# taz.de -- GründerInnen über „Unteilbar“-Auflösung: „Die Dynamik ist verloren gegangen“
       
       > Das Unteilbar-Bündnis, das bis zur Pandemie soziale, feministische und
       > antirassistische Gruppierungen auf die Straße brachte, erklärt seine
       > Auflösung.
       
 (IMG) Bild: Unteilbar-Großdemonstration in Berlin am 4. September 2021
       
       taz: Frau Nedelann, Herr von Klinggräff, alle reden vom „heißen Herbst“,
       von den anstehenden Sozialprotesten, viele fürchten, dass rechte Akteure
       diesen dominieren könnten.

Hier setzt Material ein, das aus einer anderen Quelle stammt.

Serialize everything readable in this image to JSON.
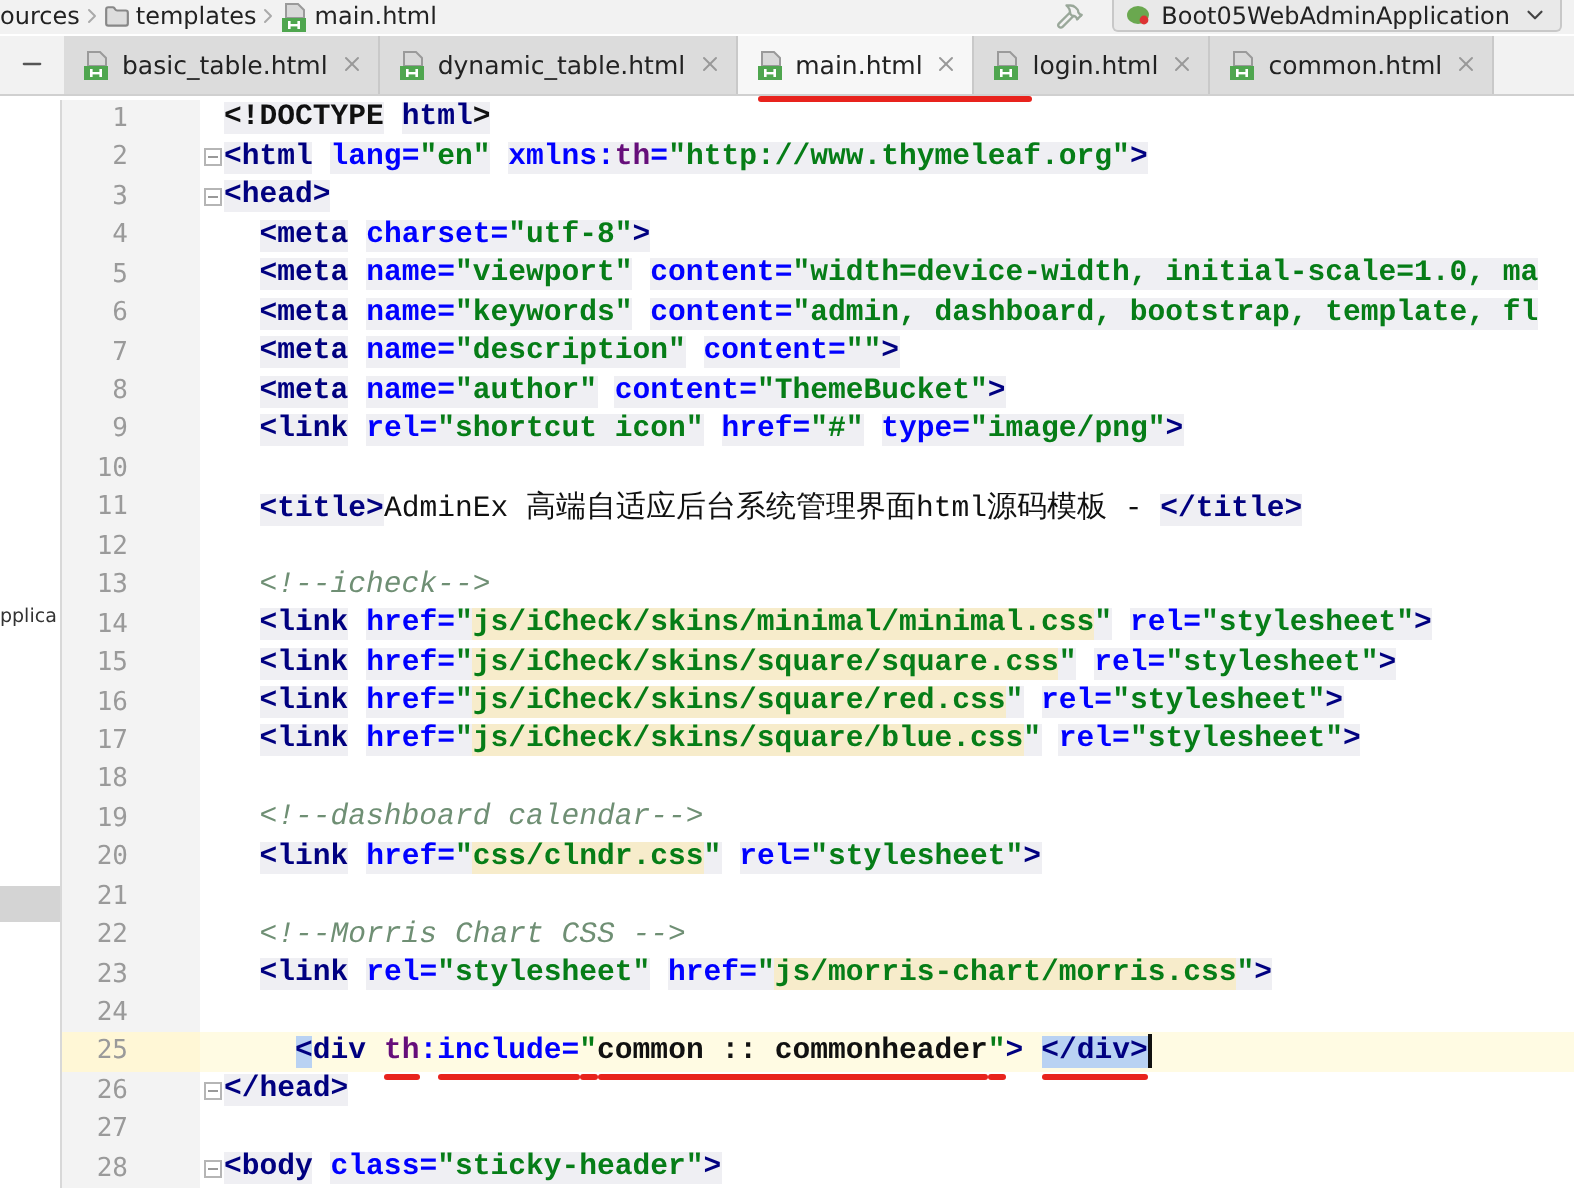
{
  "breadcrumb": [
    {
      "label": "ources",
      "kind": "plain"
    },
    {
      "label": "templates",
      "kind": "folder"
    },
    {
      "label": "main.html",
      "kind": "html"
    }
  ],
  "run_config": {
    "label": "Boot05WebAdminApplication"
  },
  "tabs": [
    {
      "label": "basic_table.html",
      "selected": false,
      "underlined": false
    },
    {
      "label": "dynamic_table.html",
      "selected": false,
      "underlined": false
    },
    {
      "label": "main.html",
      "selected": true,
      "underlined": true
    },
    {
      "label": "login.html",
      "selected": false,
      "underlined": false
    },
    {
      "label": "common.html",
      "selected": false,
      "underlined": false
    }
  ],
  "project_panel": {
    "label": "pplica"
  },
  "code_lines": [
    {
      "n": "1",
      "fold": false,
      "current": false,
      "tokens": [
        {
          "kind": "punct",
          "text": "<!DOCTYPE"
        },
        {
          "kind": "tag",
          "text": " html"
        },
        {
          "kind": "punct",
          "text": ">"
        }
      ]
    },
    {
      "n": "2",
      "fold": true,
      "current": false,
      "tokens": [
        {
          "kind": "tag",
          "text": "<html"
        },
        {
          "kind": "attr",
          "text": " lang="
        },
        {
          "kind": "str",
          "text": "\"en\""
        },
        {
          "kind": "attr",
          "text": " xmlns:"
        },
        {
          "kind": "ns",
          "text": "th"
        },
        {
          "kind": "attr",
          "text": "="
        },
        {
          "kind": "str",
          "text": "\"http://www.thymeleaf.org\""
        },
        {
          "kind": "tag",
          "text": ">"
        }
      ]
    },
    {
      "n": "3",
      "fold": true,
      "current": false,
      "tokens": [
        {
          "kind": "tag",
          "text": "<head>"
        }
      ]
    },
    {
      "n": "4",
      "fold": false,
      "current": false,
      "tokens": [
        {
          "kind": "tag",
          "text": "  <meta"
        },
        {
          "kind": "attr",
          "text": " charset="
        },
        {
          "kind": "str",
          "text": "\"utf-8\""
        },
        {
          "kind": "tag",
          "text": ">"
        }
      ]
    },
    {
      "n": "5",
      "fold": false,
      "current": false,
      "tokens": [
        {
          "kind": "tag",
          "text": "  <meta"
        },
        {
          "kind": "attr",
          "text": " name="
        },
        {
          "kind": "str",
          "text": "\"viewport\""
        },
        {
          "kind": "attr",
          "text": " content="
        },
        {
          "kind": "str",
          "text": "\"width=device-width, initial-scale=1.0, ma"
        }
      ]
    },
    {
      "n": "6",
      "fold": false,
      "current": false,
      "tokens": [
        {
          "kind": "tag",
          "text": "  <meta"
        },
        {
          "kind": "attr",
          "text": " name="
        },
        {
          "kind": "str",
          "text": "\"keywords\""
        },
        {
          "kind": "attr",
          "text": " content="
        },
        {
          "kind": "str",
          "text": "\"admin, dashboard, bootstrap, template, fl"
        }
      ]
    },
    {
      "n": "7",
      "fold": false,
      "current": false,
      "tokens": [
        {
          "kind": "tag",
          "text": "  <meta"
        },
        {
          "kind": "attr",
          "text": " name="
        },
        {
          "kind": "str",
          "text": "\"description\""
        },
        {
          "kind": "attr",
          "text": " content="
        },
        {
          "kind": "str",
          "text": "\"\""
        },
        {
          "kind": "tag",
          "text": ">"
        }
      ]
    },
    {
      "n": "8",
      "fold": false,
      "current": false,
      "tokens": [
        {
          "kind": "tag",
          "text": "  <meta"
        },
        {
          "kind": "attr",
          "text": " name="
        },
        {
          "kind": "str",
          "text": "\"author\""
        },
        {
          "kind": "attr",
          "text": " content="
        },
        {
          "kind": "str",
          "text": "\"ThemeBucket\""
        },
        {
          "kind": "tag",
          "text": ">"
        }
      ]
    },
    {
      "n": "9",
      "fold": false,
      "current": false,
      "tokens": [
        {
          "kind": "tag",
          "text": "  <link"
        },
        {
          "kind": "attr",
          "text": " rel="
        },
        {
          "kind": "str",
          "text": "\"shortcut icon\""
        },
        {
          "kind": "attr",
          "text": " href="
        },
        {
          "kind": "str",
          "text": "\"#\""
        },
        {
          "kind": "attr",
          "text": " type="
        },
        {
          "kind": "str",
          "text": "\"image/png\""
        },
        {
          "kind": "tag",
          "text": ">"
        }
      ]
    },
    {
      "n": "10",
      "fold": false,
      "current": false
    },
    {
      "n": "11",
      "fold": false,
      "current": false,
      "tokens": [
        {
          "kind": "tag",
          "text": "  <title>"
        },
        {
          "kind": "text",
          "text": "AdminEx 高端自适应后台系统管理界面html源码模板 - "
        },
        {
          "kind": "tag",
          "text": "</title>"
        }
      ]
    },
    {
      "n": "12",
      "fold": false,
      "current": false
    },
    {
      "n": "13",
      "fold": false,
      "current": false,
      "tokens": [
        {
          "kind": "comment",
          "text": "  <!--icheck-->"
        }
      ]
    },
    {
      "n": "14",
      "fold": false,
      "current": false,
      "tokens": [
        {
          "kind": "tag",
          "text": "  <link"
        },
        {
          "kind": "attr",
          "text": " href="
        },
        {
          "kind": "str",
          "text": "\""
        },
        {
          "kind": "path",
          "text": "js/iCheck/skins/minimal/minimal.css"
        },
        {
          "kind": "str",
          "text": "\""
        },
        {
          "kind": "attr",
          "text": " rel="
        },
        {
          "kind": "str",
          "text": "\"stylesheet\""
        },
        {
          "kind": "tag",
          "text": ">"
        }
      ]
    },
    {
      "n": "15",
      "fold": false,
      "current": false,
      "tokens": [
        {
          "kind": "tag",
          "text": "  <link"
        },
        {
          "kind": "attr",
          "text": " href="
        },
        {
          "kind": "str",
          "text": "\""
        },
        {
          "kind": "path",
          "text": "js/iCheck/skins/square/square.css"
        },
        {
          "kind": "str",
          "text": "\""
        },
        {
          "kind": "attr",
          "text": " rel="
        },
        {
          "kind": "str",
          "text": "\"stylesheet\""
        },
        {
          "kind": "tag",
          "text": ">"
        }
      ]
    },
    {
      "n": "16",
      "fold": false,
      "current": false,
      "tokens": [
        {
          "kind": "tag",
          "text": "  <link"
        },
        {
          "kind": "attr",
          "text": " href="
        },
        {
          "kind": "str",
          "text": "\""
        },
        {
          "kind": "path",
          "text": "js/iCheck/skins/square/red.css"
        },
        {
          "kind": "str",
          "text": "\""
        },
        {
          "kind": "attr",
          "text": " rel="
        },
        {
          "kind": "str",
          "text": "\"stylesheet\""
        },
        {
          "kind": "tag",
          "text": ">"
        }
      ]
    },
    {
      "n": "17",
      "fold": false,
      "current": false,
      "tokens": [
        {
          "kind": "tag",
          "text": "  <link"
        },
        {
          "kind": "attr",
          "text": " href="
        },
        {
          "kind": "str",
          "text": "\""
        },
        {
          "kind": "path",
          "text": "js/iCheck/skins/square/blue.css"
        },
        {
          "kind": "str",
          "text": "\""
        },
        {
          "kind": "attr",
          "text": " rel="
        },
        {
          "kind": "str",
          "text": "\"stylesheet\""
        },
        {
          "kind": "tag",
          "text": ">"
        }
      ]
    },
    {
      "n": "18",
      "fold": false,
      "current": false
    },
    {
      "n": "19",
      "fold": false,
      "current": false,
      "tokens": [
        {
          "kind": "comment",
          "text": "  <!--dashboard calendar-->"
        }
      ]
    },
    {
      "n": "20",
      "fold": false,
      "current": false,
      "tokens": [
        {
          "kind": "tag",
          "text": "  <link"
        },
        {
          "kind": "attr",
          "text": " href="
        },
        {
          "kind": "str",
          "text": "\""
        },
        {
          "kind": "path",
          "text": "css/clndr.css"
        },
        {
          "kind": "str",
          "text": "\""
        },
        {
          "kind": "attr",
          "text": " rel="
        },
        {
          "kind": "str",
          "text": "\"stylesheet\""
        },
        {
          "kind": "tag",
          "text": ">"
        }
      ]
    },
    {
      "n": "21",
      "fold": false,
      "current": false
    },
    {
      "n": "22",
      "fold": false,
      "current": false,
      "tokens": [
        {
          "kind": "comment",
          "text": "  <!--Morris Chart CSS -->"
        }
      ]
    },
    {
      "n": "23",
      "fold": false,
      "current": false,
      "tokens": [
        {
          "kind": "tag",
          "text": "  <link"
        },
        {
          "kind": "attr",
          "text": " rel="
        },
        {
          "kind": "str",
          "text": "\"stylesheet\""
        },
        {
          "kind": "attr",
          "text": " href="
        },
        {
          "kind": "str",
          "text": "\""
        },
        {
          "kind": "path",
          "text": "js/morris-chart/morris.css"
        },
        {
          "kind": "str",
          "text": "\""
        },
        {
          "kind": "tag",
          "text": ">"
        }
      ]
    },
    {
      "n": "24",
      "fold": false,
      "current": false
    },
    {
      "n": "25",
      "fold": false,
      "current": true,
      "tokens": [
        {
          "kind": "tag",
          "text": "    <",
          "highlighted": true,
          "underlined": false
        },
        {
          "kind": "tag",
          "text": "div",
          "highlighted": false,
          "underlined": false
        },
        {
          "kind": "ns",
          "text": " th",
          "highlighted": false,
          "underlined": true
        },
        {
          "kind": "attr",
          "text": ":",
          "highlighted": false,
          "underlined": false
        },
        {
          "kind": "attr",
          "text": "include=",
          "highlighted": false,
          "underlined": true
        },
        {
          "kind": "str",
          "text": "\"",
          "highlighted": false,
          "underlined": true
        },
        {
          "kind": "text",
          "text": "common :: commonheader",
          "highlighted": false,
          "underlined": true
        },
        {
          "kind": "str",
          "text": "\"",
          "highlighted": false,
          "underlined": true
        },
        {
          "kind": "tag",
          "text": ">",
          "highlighted": false,
          "underlined": false
        },
        {
          "kind": "tag",
          "text": " </div>",
          "highlighted": true,
          "underlined": true
        }
      ]
    },
    {
      "n": "26",
      "fold": true,
      "current": false,
      "tokens": [
        {
          "kind": "tag",
          "text": "</head>"
        }
      ]
    },
    {
      "n": "27",
      "fold": false,
      "current": false
    },
    {
      "n": "28",
      "fold": true,
      "current": false,
      "tokens": [
        {
          "kind": "tag",
          "text": "<body"
        },
        {
          "kind": "attr",
          "text": " class="
        },
        {
          "kind": "str",
          "text": "\"sticky-header\""
        },
        {
          "kind": "tag",
          "text": ">"
        }
      ]
    }
  ]
}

Ausgerechnet jetzt in diesen schweren Zeiten
       löst sich das mit Massenprotesten einst sehr erfolgreiche Unteilbar-Bündnis
       auf. Warum? 
       
       Ulrich von Klinggräff: Sie haben völlig recht – wann, wenn nicht jetzt,
       drängt die Zeit nach großen zivilgesellschaftlichen Bündnissen? Aber
       Unteilbar kann das nicht mehr sein. 2018, 2019 und 2020 sind uns [1][große
       Mobilisierungen gelungen]. Aber wir mussten feststellen, dass wir mit
       Beginn der Pandemie in Schwierigkeiten geraten sind und nicht mehr die
       Fähigkeit haben, viele Leute auf die Straße zu bringen.
       
       Welche Schwierigkeiten waren das? 
       
       Franziska Nedelmann: Die damalige Dynamik ist verloren gegangen. Es war
       durch die Pandemie nicht einfach, Aktive zu halten – am Anfang waren wir
       sehr viele, am Ende nur noch ein Kern von circa 20 Menschen. Gleichzeitig
       war eine Erwartungshaltung von außen entstanden, „darum“müsse sich
       Unteilbar kümmern.
       
       Von Klinggräff: Hinzu kommt eine Ritualisierung des
       Demonstrationsgeschehens. Die letzte größere Aktion haben wir vor [2][der
       Bundestagswahl im September 2021] gemacht. Aber da war keine Dynamik, keine
       Stärke mehr. Zur Demo kamen viele, aber es gab keine thematische
       Zuspitzung. Die Süddeutsche Zeitung schrieb vom „Charakter eines
       Familienfestes“. Da war was dran. Aktivistischere Gruppen, etwa aus dem
       feministischen und migrantischen Spektrum, hatten sich zurückgezogen.
       
       Welche thematische Zuspitzung hätten Sie gern gehabt? 
       
       Nedelmann: Etwa in der Pandemie die Verschärfung der sozialen Ungleichheit.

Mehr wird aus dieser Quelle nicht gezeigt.